Tucker-Boatwright festival

Asian American cinema takes center stage at film fest

February 12, 2024


A new class is giving students the rare opportunity to study Asian American cinema and meet some of its scholars and filmmakers.

“The history of Asian Americans, including film history, is not often explored in university curriculum,” said film studies professor Jessica Ka Yee Chan, who is teaching the First-Year Seminar “Hollywood and the Asian American Imagination” in conjunction with the Tucker-Boatwright Festival of Literature and the Arts.

Films such as Everything Everywhere All at Once — which won seven Oscars last year, including Best Picture have brought the spotlight to Asian Americans in recent years.

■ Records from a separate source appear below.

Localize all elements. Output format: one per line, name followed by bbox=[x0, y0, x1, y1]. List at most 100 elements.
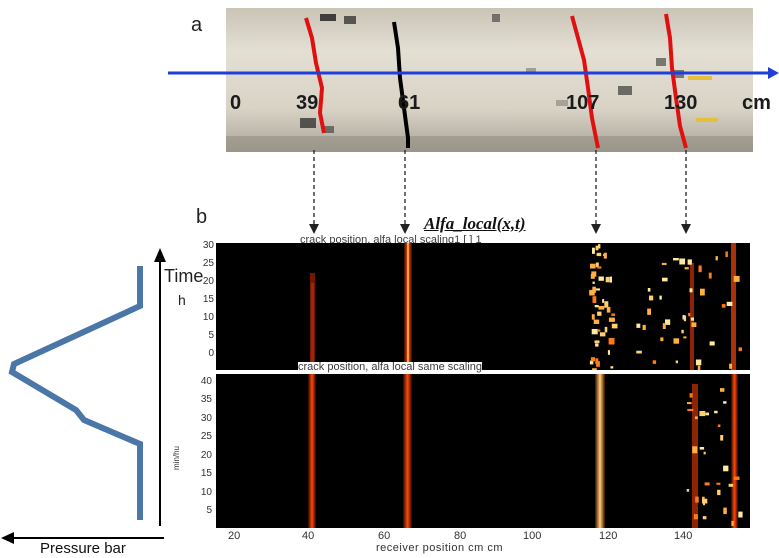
heat-speckle bbox=[604, 301, 609, 308]
heat-speckle bbox=[725, 251, 728, 258]
bottom-y-tick: 25 bbox=[200, 431, 212, 442]
heat-speckle bbox=[604, 326, 608, 333]
heat-speckle bbox=[688, 313, 691, 317]
heat-speckle bbox=[592, 281, 595, 284]
heat-speckle bbox=[695, 416, 698, 420]
heat-speckle bbox=[595, 358, 599, 364]
heat-speckle bbox=[606, 306, 611, 313]
heat-speckle bbox=[682, 315, 685, 320]
heat-speckle bbox=[705, 412, 709, 416]
heat-speckle bbox=[689, 288, 693, 293]
heat-speckle bbox=[702, 516, 707, 520]
bottom-y-tick: 35 bbox=[200, 394, 212, 405]
heat-speckle bbox=[589, 360, 594, 365]
top-y-tick: 5 bbox=[208, 330, 214, 341]
bottom-y-axis-label: min/hu bbox=[172, 445, 181, 470]
top-y-tick: 25 bbox=[202, 258, 214, 269]
heat-speckle bbox=[695, 359, 702, 366]
heat-speckle bbox=[595, 288, 600, 291]
top-y-axis-ticks: 30 25 20 15 10 5 0 bbox=[190, 240, 214, 370]
heat-speckle bbox=[721, 304, 726, 308]
heat-speckle bbox=[687, 408, 694, 411]
heat-speckle bbox=[599, 332, 606, 337]
heat-speckle bbox=[595, 245, 599, 251]
x-axis-label: receiver position cm cm bbox=[376, 542, 504, 554]
heat-speckle bbox=[661, 262, 667, 265]
heat-speckle bbox=[610, 366, 614, 369]
heat-speckle bbox=[733, 275, 740, 282]
heat-speckle bbox=[595, 262, 599, 268]
heat-speckle bbox=[691, 322, 697, 327]
measurement-axis-line bbox=[168, 67, 779, 79]
heat-speckle bbox=[689, 393, 693, 398]
heat-speckle bbox=[738, 511, 743, 518]
position-label-107: 107 bbox=[566, 92, 600, 114]
pressure-curve bbox=[8, 266, 143, 520]
heat-speckle bbox=[708, 272, 712, 279]
heat-speckle bbox=[693, 514, 698, 520]
bottom-heatmap bbox=[216, 374, 750, 528]
heat-speckle bbox=[652, 360, 657, 364]
heat-speckle bbox=[726, 301, 733, 306]
heat-speckle bbox=[700, 288, 705, 296]
time-axis-arrow bbox=[154, 248, 166, 526]
heat-speckle bbox=[636, 323, 641, 328]
pressure-axis-label: Pressure bar bbox=[40, 540, 126, 557]
heat-speckle bbox=[714, 410, 718, 414]
heat-speckle bbox=[647, 288, 651, 292]
heat-speckle bbox=[723, 401, 727, 404]
x-tick: 60 bbox=[378, 530, 391, 542]
heat-speckle bbox=[592, 368, 597, 372]
heat-speckle bbox=[699, 447, 705, 450]
position-label-0: 0 bbox=[230, 92, 242, 114]
heat-speckle bbox=[738, 347, 742, 352]
heat-speckle bbox=[611, 313, 616, 316]
bottom-y-tick: 15 bbox=[200, 468, 212, 479]
heat-speckle bbox=[681, 329, 684, 334]
heat-speckle bbox=[609, 276, 612, 283]
heat-speckle bbox=[592, 286, 596, 293]
heat-speckle bbox=[733, 476, 740, 480]
heat-speckle bbox=[720, 435, 724, 441]
x-tick: 140 bbox=[674, 530, 693, 542]
heat-speckle bbox=[704, 482, 710, 486]
bottom-y-tick: 40 bbox=[200, 376, 212, 387]
heat-speckle bbox=[608, 337, 615, 345]
x-tick: 120 bbox=[599, 530, 618, 542]
top-heatmap bbox=[216, 243, 750, 372]
heat-speckle bbox=[686, 489, 690, 492]
bottom-y-tick: 30 bbox=[200, 413, 212, 424]
heat-speckle bbox=[687, 402, 692, 405]
heat-speckle bbox=[603, 254, 606, 256]
heat-speckle bbox=[598, 244, 601, 249]
heat-speckle bbox=[697, 365, 701, 372]
heat-speckle bbox=[695, 496, 699, 503]
heat-speckle bbox=[660, 337, 664, 342]
heat-speckle bbox=[647, 308, 651, 315]
heat-speckle bbox=[593, 319, 600, 324]
top-y-tick: 15 bbox=[202, 294, 214, 305]
heat-speckle bbox=[683, 315, 687, 322]
heat-speckle bbox=[597, 266, 602, 269]
heat-speckle bbox=[605, 276, 610, 283]
position-label-39: 39 bbox=[296, 92, 319, 114]
heat-speckle bbox=[591, 271, 597, 277]
heat-speckle bbox=[594, 340, 600, 344]
heat-speckle bbox=[662, 277, 668, 282]
heat-speckle bbox=[675, 360, 678, 364]
heat-speckle bbox=[592, 296, 597, 303]
heat-speckle bbox=[596, 252, 602, 257]
heat-speckle bbox=[690, 317, 694, 321]
panel-b-label: b bbox=[196, 206, 208, 228]
x-tick: 100 bbox=[523, 530, 542, 542]
heat-speckle bbox=[659, 295, 662, 300]
heat-speckle bbox=[590, 263, 596, 269]
heat-speckle bbox=[723, 507, 727, 515]
heat-speckle bbox=[602, 299, 605, 303]
heat-speckle bbox=[673, 258, 679, 261]
heat-speckle bbox=[598, 276, 604, 281]
heat-speckle bbox=[592, 247, 595, 254]
heatmap-separator bbox=[216, 370, 750, 374]
heat-speckle bbox=[597, 311, 602, 316]
heat-speckle bbox=[723, 465, 729, 472]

“The film industry and the global audience are much more diverse now,” Chan said. “Digital technology and the global distribution of film have changed the way we select, purchase, and view films. At the same time, we need more narratives about Asian Americans. We also need more creative talents, producers, and executives who greenlight projects that might have been considered risky in a previous era.” 

Documentary filmmaker and author Curtis Chin visited with students then took part in a  screening of Dear Corky followed by a Q&A and book signing.

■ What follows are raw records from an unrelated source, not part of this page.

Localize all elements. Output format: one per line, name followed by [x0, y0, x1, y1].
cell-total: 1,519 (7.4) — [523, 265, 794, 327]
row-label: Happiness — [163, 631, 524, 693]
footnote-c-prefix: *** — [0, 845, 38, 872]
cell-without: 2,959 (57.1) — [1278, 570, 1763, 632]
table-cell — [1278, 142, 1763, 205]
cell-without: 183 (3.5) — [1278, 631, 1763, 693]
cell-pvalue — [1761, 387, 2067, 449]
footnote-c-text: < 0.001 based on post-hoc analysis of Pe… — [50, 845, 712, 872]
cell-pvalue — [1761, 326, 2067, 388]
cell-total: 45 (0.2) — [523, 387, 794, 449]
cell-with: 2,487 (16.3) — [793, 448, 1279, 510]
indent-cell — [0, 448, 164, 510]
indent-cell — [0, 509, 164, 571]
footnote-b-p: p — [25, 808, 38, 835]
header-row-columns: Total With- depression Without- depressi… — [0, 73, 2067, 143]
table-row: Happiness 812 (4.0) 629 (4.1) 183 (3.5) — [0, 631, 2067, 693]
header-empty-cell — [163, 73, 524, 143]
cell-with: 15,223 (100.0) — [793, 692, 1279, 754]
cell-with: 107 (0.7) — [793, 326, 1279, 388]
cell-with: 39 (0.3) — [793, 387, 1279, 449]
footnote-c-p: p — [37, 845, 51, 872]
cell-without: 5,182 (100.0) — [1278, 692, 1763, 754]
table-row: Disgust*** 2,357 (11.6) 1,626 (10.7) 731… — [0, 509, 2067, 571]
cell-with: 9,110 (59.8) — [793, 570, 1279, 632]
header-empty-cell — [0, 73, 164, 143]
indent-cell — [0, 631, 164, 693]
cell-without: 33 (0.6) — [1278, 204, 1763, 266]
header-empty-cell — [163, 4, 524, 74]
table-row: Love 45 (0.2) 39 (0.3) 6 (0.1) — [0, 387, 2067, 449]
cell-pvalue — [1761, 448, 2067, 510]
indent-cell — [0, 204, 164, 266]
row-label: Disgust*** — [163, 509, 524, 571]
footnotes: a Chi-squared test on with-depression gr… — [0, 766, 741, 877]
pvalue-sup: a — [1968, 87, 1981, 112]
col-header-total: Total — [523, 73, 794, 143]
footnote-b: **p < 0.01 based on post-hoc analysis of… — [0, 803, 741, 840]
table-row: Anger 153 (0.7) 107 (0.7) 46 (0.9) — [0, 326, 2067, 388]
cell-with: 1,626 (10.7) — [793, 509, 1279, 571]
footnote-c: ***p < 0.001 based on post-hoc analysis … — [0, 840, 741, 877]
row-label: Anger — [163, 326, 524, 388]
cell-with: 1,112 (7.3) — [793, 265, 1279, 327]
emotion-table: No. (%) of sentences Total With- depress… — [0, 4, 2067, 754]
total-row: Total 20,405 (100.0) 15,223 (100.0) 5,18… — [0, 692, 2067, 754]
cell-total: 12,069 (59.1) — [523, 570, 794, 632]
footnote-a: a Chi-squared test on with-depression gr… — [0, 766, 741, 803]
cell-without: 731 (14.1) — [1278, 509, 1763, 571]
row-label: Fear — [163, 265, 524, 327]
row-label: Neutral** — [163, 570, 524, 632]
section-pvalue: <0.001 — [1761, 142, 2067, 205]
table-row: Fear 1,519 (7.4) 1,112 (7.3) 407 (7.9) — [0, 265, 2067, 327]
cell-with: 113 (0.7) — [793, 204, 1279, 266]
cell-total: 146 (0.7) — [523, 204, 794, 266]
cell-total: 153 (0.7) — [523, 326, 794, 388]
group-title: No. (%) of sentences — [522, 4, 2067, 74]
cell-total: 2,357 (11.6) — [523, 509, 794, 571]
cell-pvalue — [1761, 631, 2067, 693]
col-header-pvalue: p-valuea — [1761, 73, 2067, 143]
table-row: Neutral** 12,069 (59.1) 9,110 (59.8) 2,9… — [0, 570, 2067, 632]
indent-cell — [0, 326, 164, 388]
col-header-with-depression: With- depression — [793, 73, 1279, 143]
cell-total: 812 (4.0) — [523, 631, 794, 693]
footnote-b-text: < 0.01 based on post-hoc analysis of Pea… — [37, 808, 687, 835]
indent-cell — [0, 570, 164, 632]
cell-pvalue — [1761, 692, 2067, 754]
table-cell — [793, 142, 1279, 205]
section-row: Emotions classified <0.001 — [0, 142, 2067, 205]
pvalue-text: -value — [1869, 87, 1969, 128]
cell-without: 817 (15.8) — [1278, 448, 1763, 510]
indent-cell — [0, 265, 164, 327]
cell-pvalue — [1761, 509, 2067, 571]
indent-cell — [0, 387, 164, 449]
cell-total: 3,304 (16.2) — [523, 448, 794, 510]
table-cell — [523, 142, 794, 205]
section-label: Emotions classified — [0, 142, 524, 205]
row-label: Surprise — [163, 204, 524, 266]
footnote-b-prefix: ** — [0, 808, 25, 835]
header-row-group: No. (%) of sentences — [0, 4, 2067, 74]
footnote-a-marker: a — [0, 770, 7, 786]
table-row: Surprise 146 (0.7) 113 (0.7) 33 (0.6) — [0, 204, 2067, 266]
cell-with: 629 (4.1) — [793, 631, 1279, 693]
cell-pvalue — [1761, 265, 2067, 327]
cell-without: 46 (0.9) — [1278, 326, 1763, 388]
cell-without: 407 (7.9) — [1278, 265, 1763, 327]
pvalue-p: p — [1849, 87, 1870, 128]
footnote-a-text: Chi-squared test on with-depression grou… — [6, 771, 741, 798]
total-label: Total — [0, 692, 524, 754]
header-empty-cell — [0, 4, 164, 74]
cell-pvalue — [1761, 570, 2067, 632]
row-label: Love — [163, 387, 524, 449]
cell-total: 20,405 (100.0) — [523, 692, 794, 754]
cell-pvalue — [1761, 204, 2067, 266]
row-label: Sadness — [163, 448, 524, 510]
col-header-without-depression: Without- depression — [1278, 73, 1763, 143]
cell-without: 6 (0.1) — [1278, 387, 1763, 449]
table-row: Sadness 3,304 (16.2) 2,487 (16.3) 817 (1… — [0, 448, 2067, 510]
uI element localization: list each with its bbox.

Chan’s class follows the contributions of Asian Americans to Hollywood, from the silent era to the digital age, with careful attention to how this group is being portrayed. Students watch and analyze films about various journeys from Asia to America and of becoming Asian American. They can also attend Tucker-Boatright’s related lectures, which are also open to the public.

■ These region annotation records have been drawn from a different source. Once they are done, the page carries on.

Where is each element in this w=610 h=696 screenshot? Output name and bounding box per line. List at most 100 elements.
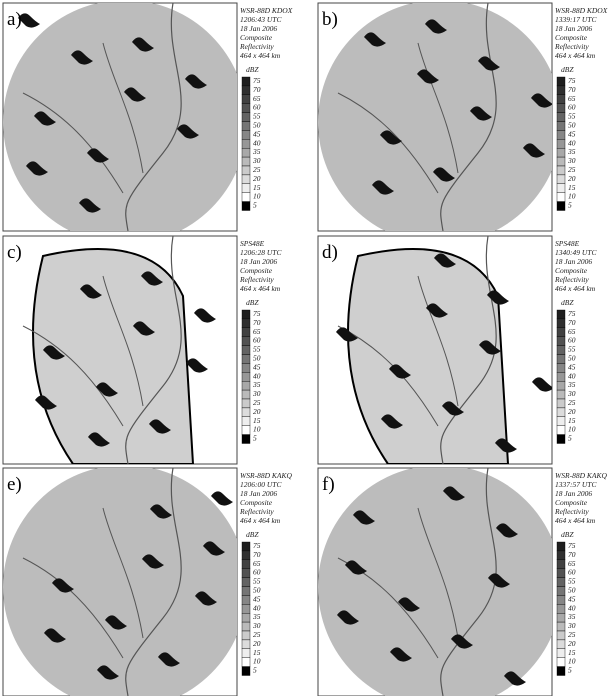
scale-swatch bbox=[557, 157, 565, 166]
scale-swatch bbox=[242, 184, 250, 193]
scale-unit: dBZ bbox=[561, 298, 574, 307]
caption-line: Composite bbox=[240, 498, 273, 507]
scale-swatch bbox=[557, 193, 565, 202]
scale-swatch bbox=[242, 86, 250, 95]
caption-line: Reflectivity bbox=[239, 275, 274, 284]
scale-tick-label: 50 bbox=[568, 586, 576, 595]
scale-tick-label: 55 bbox=[253, 345, 261, 354]
scale-swatch bbox=[242, 631, 250, 640]
scale-swatch bbox=[557, 399, 565, 408]
caption-line: SPS48E bbox=[555, 239, 580, 248]
scale-swatch bbox=[242, 435, 250, 444]
scale-swatch bbox=[557, 381, 565, 390]
scale-swatch bbox=[557, 319, 565, 328]
caption-line: 1206:00 UTC bbox=[240, 480, 282, 489]
caption-line: 18 Jan 2006 bbox=[240, 489, 277, 498]
scale-tick-label: 45 bbox=[568, 362, 576, 371]
scale-tick-label: 30 bbox=[567, 156, 576, 165]
caption-line: 18 Jan 2006 bbox=[240, 24, 277, 33]
scale-swatch bbox=[242, 77, 250, 86]
scale-swatch bbox=[557, 104, 565, 113]
panel: b)WSR-88D KDOX1339:17 UTC18 Jan 2006Comp… bbox=[318, 0, 608, 244]
scale-tick-label: 35 bbox=[252, 612, 261, 621]
scale-tick-label: 45 bbox=[568, 594, 576, 603]
figure: a)WSR-88D KDOX1206:43 UTC18 Jan 2006Comp… bbox=[0, 0, 610, 696]
caption-line: WSR-88D KAKQ bbox=[240, 471, 292, 480]
scale-tick-label: 25 bbox=[253, 630, 261, 639]
scale-swatch bbox=[557, 426, 565, 435]
scale-tick-label: 20 bbox=[253, 174, 261, 183]
scale-tick-label: 5 bbox=[253, 434, 257, 443]
scale-swatch bbox=[557, 77, 565, 86]
scale-swatch bbox=[242, 157, 250, 166]
scale-tick-label: 65 bbox=[253, 94, 261, 103]
caption-line: 18 Jan 2006 bbox=[555, 257, 592, 266]
scale-swatch bbox=[242, 426, 250, 435]
scale-tick-label: 20 bbox=[568, 407, 576, 416]
caption-line: Reflectivity bbox=[239, 42, 274, 51]
scale-swatch bbox=[242, 363, 250, 372]
scale-swatch bbox=[242, 130, 250, 139]
caption-line: Composite bbox=[240, 33, 273, 42]
caption-line: Reflectivity bbox=[239, 507, 274, 516]
scale-swatch bbox=[557, 166, 565, 175]
scale-swatch bbox=[557, 175, 565, 184]
scale-swatch bbox=[557, 139, 565, 148]
scale-swatch bbox=[557, 346, 565, 355]
scale-swatch bbox=[242, 104, 250, 113]
caption-line: 18 Jan 2006 bbox=[240, 257, 277, 266]
scale-tick-label: 20 bbox=[253, 407, 261, 416]
scale-tick-label: 15 bbox=[568, 416, 576, 425]
scale-swatch bbox=[557, 435, 565, 444]
scale-tick-label: 65 bbox=[253, 327, 261, 336]
scale-swatch bbox=[242, 595, 250, 604]
scale-tick-label: 15 bbox=[568, 648, 576, 657]
scale-tick-label: 55 bbox=[568, 345, 576, 354]
scale-tick-label: 75 bbox=[253, 76, 261, 85]
scale-tick-label: 65 bbox=[568, 94, 576, 103]
scale-tick-label: 50 bbox=[253, 354, 261, 363]
caption-line: Composite bbox=[240, 266, 273, 275]
scale-swatch bbox=[557, 649, 565, 658]
caption-line: WSR-88D KDOX bbox=[240, 6, 293, 15]
scale-swatch bbox=[242, 551, 250, 560]
radar-coverage bbox=[348, 249, 508, 464]
caption-line: 464 x 464 km bbox=[555, 516, 596, 525]
scale-tick-label: 60 bbox=[568, 568, 576, 577]
scale-unit: dBZ bbox=[561, 530, 574, 539]
scale-unit: dBZ bbox=[246, 65, 259, 74]
scale-tick-label: 70 bbox=[568, 550, 576, 559]
scale-swatch bbox=[242, 175, 250, 184]
scale-tick-label: 10 bbox=[568, 657, 576, 666]
scale-tick-label: 75 bbox=[568, 76, 576, 85]
scale-swatch bbox=[242, 408, 250, 417]
scale-tick-label: 55 bbox=[568, 577, 576, 586]
scale-swatch bbox=[242, 202, 250, 211]
scale-tick-label: 5 bbox=[568, 434, 572, 443]
scale-swatch bbox=[242, 193, 250, 202]
caption-line: 1206:28 UTC bbox=[240, 248, 282, 257]
scale-swatch bbox=[242, 381, 250, 390]
scale-tick-label: 5 bbox=[253, 201, 257, 210]
scale-tick-label: 5 bbox=[568, 666, 572, 675]
scale-swatch bbox=[242, 658, 250, 667]
scale-tick-label: 35 bbox=[252, 380, 261, 389]
scale-swatch bbox=[557, 337, 565, 346]
scale-tick-label: 40 bbox=[568, 603, 576, 612]
scale-tick-label: 5 bbox=[568, 201, 572, 210]
scale-tick-label: 50 bbox=[253, 121, 261, 130]
scale-unit: dBZ bbox=[246, 530, 259, 539]
scale-tick-label: 5 bbox=[253, 666, 257, 675]
scale-tick-label: 20 bbox=[568, 174, 576, 183]
scale-swatch bbox=[242, 587, 250, 596]
panel-label: f) bbox=[322, 474, 335, 495]
scale-tick-label: 10 bbox=[253, 657, 261, 666]
scale-swatch bbox=[242, 542, 250, 551]
scale-swatch bbox=[242, 390, 250, 399]
scale-swatch bbox=[242, 319, 250, 328]
caption-line: Composite bbox=[555, 266, 588, 275]
scale-tick-label: 75 bbox=[568, 309, 576, 318]
scale-tick-label: 70 bbox=[568, 85, 576, 94]
panel-label: e) bbox=[7, 474, 22, 495]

In January, author and filmmaker Curtis Chin presented his documentary, Dear Corky, about long-time New York City Chinatown photographer Corky Lee. He also spoke about his memoir, Everything I Learned, I Learned in a Chinese Restaurant, which concerns his coming of age in the ‘70s and ‘80s as the child of Chinese-American restaurateurs in Detroit.

Chan’s first-year seminar students like Nick Javier had the opportunity to go to lunch with Chin before the event. “He talked about his own experiences and his professional views on how streaming services have shaped television,” Javier said. “I found myself relating to him.”

He read Chin’s book for class. “My favorite parts in the memoir are the descriptions and scenes with his dad, as they remind me of my dad and grandfather,” said Javier, who is Filipino American. “His memoir gives a detailed experience that I think many people could relate to: Growing up and feeling different, exploring self, looking for acceptance.”